The duo have come together to broaden the prediction markets available on DraftKings Predictions, with the expansion marketing the first player-specific sports event contracts offered on the platform for both the NFL and NBA. 

.@DraftKings Expands Prediction Markets Catalog in Deal With @cryptocom New exchange connection brings first player-specific sports event contracts to @DKPredictions More: https://t.co/F71hYxmFYE pic.twitter.com/kpSxIMLv8C— DraftKings News (@DraftKingsNews) February 6, 2026

“We’re continuing to build momentum behind DraftKings Predictions by leveraging our expertise across sports and technology and integrating additional CFTC-regulated exchanges like Crypto.com,” said Jeanine Hightower-Sellitto, Senior Vice President and General Manager of DraftKings Predictions. 

“This collaboration meaningfully expands customer access to trade on sports and a broader range of prediction markets and also reinforces our focus on delivering a more comprehensive and engaging experience as the product continues to evolve.”

DraftKings connects another exchange: Crypto.com

Also as part of this expansion, DraftKings Predictions says it adds breadth across sports prediction markets in the states where the product is available, including soccer, MMA, golf, boxing, tennis, and the Olympic Games. These are in addition to the existing sports and financial markets provided by CME Group.

When the platform first launched, back in mid-December 2025, the company explained how it had planned to connect to multiple exchanges, but they began with the CME Group at launch. Now, it appears these plans are coming to fruition as the company integrates another.
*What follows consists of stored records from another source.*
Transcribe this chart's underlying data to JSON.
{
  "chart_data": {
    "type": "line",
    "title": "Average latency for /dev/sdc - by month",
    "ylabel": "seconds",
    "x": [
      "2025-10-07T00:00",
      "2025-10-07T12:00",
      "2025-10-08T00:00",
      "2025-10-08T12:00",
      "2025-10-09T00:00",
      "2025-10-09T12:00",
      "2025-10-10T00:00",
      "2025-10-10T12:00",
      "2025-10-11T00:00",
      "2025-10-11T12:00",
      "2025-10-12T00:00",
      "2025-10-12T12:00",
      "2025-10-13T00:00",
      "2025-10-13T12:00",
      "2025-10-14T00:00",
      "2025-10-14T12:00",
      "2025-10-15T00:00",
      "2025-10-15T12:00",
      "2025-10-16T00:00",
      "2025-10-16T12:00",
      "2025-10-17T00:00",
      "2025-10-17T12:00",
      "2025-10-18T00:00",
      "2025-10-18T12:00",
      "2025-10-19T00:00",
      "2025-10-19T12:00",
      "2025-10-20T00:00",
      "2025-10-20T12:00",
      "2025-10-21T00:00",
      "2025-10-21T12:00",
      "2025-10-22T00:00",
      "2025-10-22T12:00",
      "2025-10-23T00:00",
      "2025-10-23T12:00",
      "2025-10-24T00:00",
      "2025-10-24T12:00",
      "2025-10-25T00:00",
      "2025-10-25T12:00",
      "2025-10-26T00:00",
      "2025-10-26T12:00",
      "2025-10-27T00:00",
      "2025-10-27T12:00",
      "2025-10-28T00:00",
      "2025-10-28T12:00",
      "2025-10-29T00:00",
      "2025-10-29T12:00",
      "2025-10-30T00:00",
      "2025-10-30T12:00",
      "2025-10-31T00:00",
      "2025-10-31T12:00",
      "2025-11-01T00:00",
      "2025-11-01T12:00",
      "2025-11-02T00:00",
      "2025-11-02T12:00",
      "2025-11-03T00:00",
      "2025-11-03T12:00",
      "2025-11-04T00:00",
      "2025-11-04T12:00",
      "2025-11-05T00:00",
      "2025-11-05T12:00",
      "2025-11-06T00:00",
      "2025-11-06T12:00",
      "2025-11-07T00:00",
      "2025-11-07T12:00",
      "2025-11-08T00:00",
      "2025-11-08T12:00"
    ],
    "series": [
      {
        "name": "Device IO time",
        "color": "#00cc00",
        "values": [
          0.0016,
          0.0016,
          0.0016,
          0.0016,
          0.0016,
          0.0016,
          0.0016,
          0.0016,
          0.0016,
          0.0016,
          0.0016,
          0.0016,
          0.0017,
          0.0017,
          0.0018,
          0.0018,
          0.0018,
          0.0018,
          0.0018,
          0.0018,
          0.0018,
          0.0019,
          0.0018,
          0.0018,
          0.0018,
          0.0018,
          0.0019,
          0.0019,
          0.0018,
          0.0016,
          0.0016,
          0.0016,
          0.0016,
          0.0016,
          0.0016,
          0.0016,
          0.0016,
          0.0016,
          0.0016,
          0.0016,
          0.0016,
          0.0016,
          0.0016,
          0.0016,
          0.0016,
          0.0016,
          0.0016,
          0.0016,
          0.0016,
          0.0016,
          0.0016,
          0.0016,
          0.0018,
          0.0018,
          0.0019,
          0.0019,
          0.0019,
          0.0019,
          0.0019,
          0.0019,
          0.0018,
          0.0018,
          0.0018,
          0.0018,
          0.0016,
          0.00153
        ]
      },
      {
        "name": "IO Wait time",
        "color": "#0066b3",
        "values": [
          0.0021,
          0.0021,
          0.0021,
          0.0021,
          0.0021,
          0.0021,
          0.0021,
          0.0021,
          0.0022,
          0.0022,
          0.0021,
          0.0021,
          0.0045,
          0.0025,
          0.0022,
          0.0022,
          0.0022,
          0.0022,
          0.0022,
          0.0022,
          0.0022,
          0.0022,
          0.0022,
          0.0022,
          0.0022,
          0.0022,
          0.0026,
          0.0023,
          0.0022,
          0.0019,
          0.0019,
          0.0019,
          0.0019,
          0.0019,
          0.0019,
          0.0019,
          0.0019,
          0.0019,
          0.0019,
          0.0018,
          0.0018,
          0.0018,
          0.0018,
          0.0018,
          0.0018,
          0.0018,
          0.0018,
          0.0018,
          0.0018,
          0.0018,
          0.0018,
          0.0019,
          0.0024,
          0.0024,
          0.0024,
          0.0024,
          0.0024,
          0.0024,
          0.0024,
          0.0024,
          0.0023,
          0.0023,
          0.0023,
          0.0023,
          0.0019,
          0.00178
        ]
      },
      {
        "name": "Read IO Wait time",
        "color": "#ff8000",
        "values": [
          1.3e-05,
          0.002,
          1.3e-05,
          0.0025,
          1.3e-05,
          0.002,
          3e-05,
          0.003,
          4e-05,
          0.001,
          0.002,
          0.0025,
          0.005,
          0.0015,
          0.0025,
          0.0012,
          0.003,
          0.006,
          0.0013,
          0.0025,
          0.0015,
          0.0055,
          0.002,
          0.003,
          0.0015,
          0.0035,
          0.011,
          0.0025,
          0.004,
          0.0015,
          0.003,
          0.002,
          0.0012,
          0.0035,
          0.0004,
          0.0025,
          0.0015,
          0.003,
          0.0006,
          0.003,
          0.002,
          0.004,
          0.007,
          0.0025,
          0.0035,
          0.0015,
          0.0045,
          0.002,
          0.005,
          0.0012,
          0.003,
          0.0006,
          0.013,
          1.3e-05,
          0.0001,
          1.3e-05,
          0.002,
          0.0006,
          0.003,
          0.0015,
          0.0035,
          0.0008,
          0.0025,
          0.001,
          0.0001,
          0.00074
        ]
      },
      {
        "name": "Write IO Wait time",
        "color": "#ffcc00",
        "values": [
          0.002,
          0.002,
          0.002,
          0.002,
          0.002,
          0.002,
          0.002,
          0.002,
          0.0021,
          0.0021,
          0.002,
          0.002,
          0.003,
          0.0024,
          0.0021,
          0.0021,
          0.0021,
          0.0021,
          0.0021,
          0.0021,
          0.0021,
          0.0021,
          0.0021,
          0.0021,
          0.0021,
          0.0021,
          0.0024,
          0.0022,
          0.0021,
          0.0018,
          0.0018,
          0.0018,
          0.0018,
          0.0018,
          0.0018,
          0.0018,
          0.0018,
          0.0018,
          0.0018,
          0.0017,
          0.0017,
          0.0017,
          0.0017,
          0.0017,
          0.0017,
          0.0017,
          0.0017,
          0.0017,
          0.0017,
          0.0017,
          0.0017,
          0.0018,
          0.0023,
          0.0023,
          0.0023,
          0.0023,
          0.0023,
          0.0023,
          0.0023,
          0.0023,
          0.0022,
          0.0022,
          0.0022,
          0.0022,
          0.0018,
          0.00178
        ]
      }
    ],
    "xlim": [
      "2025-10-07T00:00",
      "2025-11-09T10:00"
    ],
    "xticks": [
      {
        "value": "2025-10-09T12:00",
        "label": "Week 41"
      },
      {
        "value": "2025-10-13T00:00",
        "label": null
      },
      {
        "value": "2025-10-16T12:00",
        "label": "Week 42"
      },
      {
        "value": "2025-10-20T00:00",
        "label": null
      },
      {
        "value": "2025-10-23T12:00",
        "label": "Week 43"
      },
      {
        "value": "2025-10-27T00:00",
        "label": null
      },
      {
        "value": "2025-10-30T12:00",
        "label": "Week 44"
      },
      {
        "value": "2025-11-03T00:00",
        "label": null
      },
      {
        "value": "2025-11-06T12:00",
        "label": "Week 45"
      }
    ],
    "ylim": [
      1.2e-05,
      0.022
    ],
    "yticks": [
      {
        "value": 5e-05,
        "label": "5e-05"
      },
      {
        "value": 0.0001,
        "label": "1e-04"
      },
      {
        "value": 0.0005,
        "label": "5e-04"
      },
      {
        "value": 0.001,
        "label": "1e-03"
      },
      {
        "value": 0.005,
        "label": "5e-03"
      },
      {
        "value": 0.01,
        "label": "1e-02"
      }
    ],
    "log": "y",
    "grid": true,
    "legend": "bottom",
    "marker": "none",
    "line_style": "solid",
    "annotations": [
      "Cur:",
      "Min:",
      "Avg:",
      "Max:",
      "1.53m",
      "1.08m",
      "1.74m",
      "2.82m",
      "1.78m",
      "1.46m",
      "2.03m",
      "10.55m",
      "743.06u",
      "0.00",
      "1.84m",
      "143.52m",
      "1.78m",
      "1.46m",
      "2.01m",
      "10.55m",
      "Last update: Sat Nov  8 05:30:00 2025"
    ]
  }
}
“Crypto.com continues to lead the way with innovative collaboration. Connecting with DraftKings, a household name in sports, is an important milestone for us because it allows us to not only expand access to prediction markets in sports, but it grows our distribution to prediction markets on cryptocurrencies, financials, companies, politics, culture, entertainment and beyond,” said Travis McGhee, Global Head of Predictions at Crypto.com.

“We are thrilled to work with DraftKings, and we look forward to creating an engaging experience together for customers across the country.”